Saturday, July 26, 2008

The beauty of brining

I'm a big advocate of brining protein. It locks in moisture and adds flavor, so how can you argue with that? I do get questions from a lot of people about how to brine, so I thought I'd get it down in writing. I'll leave it to Harold McGee or Shirley Corriher (or Alton Brown) to describe the way brining works. What to brine: poultry, pork, chicken, fish, shrimp. (For beef and lamb, you usually would just rub the meat with salt a hour before cooking, which is not brining.) Basic brine: I use 1/4 cup of kosher salt and 1/4 cup of sugar for each quart of water. Make sure it's completely dissolved. You need enough brine to cover what you're brining. Put the meat and brine into a non-reactive container that you can put into the refrigerator, or into a zip-top bag you can put into a pan while it is in the refrigerator. When the meat is ready (see timing below) remove the meat form the brine and rinse it thoroughly. Use whatever cooking method you were planning. Variations: - Use brown sugar, honey, or molasses in place of white sugar. Molasses or brown sugar are interesting with pork, honey with duck. - Add flavors to the brine. Start with 2 cups of boiling water and add herbs/spices and the salt and sugar. Try coriander, black pepper, and thyme with chicken, or herbes de Provence with duck or pork. Essentially any seasoning you'd use with an item will be good in the brine. Steep the seasonings for 30 minutes to make an infusion, then add 2 cups of cold water. You can even use black tea in a brine for chicken, especially if you're planning to fry the chicken.
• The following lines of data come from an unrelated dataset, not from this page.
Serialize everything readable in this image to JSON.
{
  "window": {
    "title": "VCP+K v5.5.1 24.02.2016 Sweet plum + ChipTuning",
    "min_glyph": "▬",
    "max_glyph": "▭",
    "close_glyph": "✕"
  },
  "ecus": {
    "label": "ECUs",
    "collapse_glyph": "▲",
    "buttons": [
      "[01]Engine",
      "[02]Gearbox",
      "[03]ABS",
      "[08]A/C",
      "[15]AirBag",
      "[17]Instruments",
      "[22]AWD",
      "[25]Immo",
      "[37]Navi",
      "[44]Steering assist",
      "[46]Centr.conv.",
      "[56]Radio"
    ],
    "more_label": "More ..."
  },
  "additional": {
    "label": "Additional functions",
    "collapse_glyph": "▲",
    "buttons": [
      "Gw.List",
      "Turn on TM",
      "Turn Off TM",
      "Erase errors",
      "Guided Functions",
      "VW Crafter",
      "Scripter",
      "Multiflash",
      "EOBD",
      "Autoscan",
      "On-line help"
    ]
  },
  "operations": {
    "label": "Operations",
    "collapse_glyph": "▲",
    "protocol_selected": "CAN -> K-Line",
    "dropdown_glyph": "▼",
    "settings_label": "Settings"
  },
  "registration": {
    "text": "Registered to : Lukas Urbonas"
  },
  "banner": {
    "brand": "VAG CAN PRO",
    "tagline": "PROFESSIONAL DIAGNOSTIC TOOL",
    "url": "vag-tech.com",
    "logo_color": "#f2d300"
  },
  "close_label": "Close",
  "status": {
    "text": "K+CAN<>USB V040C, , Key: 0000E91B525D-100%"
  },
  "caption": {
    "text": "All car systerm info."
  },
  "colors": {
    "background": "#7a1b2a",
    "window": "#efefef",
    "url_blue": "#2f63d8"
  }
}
How long to brine: - Chicken breasts, pork chops: 45 - 90 minutes, depending on size/thickness - Shrimp and fish fillets: 15-20 minutes, again depending on size - Whole chickens can go overnight, as can a pork loin roast. Turkeys are more like 24-36 hours.


apatrick said...

Hey Shelly, I just got a new BBQ and want to inject meat before grilling.
Any suggestions?
Yes, it's me!

ShellyJ said...

Hey Alan, nice to hear from you!

When you inject flavor into meat, you want to use something that is palatable to you -- so unless you're a commercial bacon facility, you don't want to inject brine. Use a very flavorful marinade. Adding oil to that marinade can add moistness to a very lean piece of meat, sort of like artificial marbling. For herbs and spices, I suggest experimenting with infusing a broth or stock with the flavorings, as the injected herbs and spices can leave unattractive "stripes" through your meat. (In fact, that's why I seldom inject, even if I a deep-frying a turkey. I don't like the needle tracks in my finished product.) To a couple of cups of boiling stock, add bay leaves, thyme, rosemary, or an Italian herb mix. Steep it until the mixture is cool, then strain. I have discoverd that a couple of drops of liquid "crab boil" can add a lot of flavor (and heat) to an injectable marinade. For bbq, one good approach is to use a spice rub that you leave on and refrigerate for several days.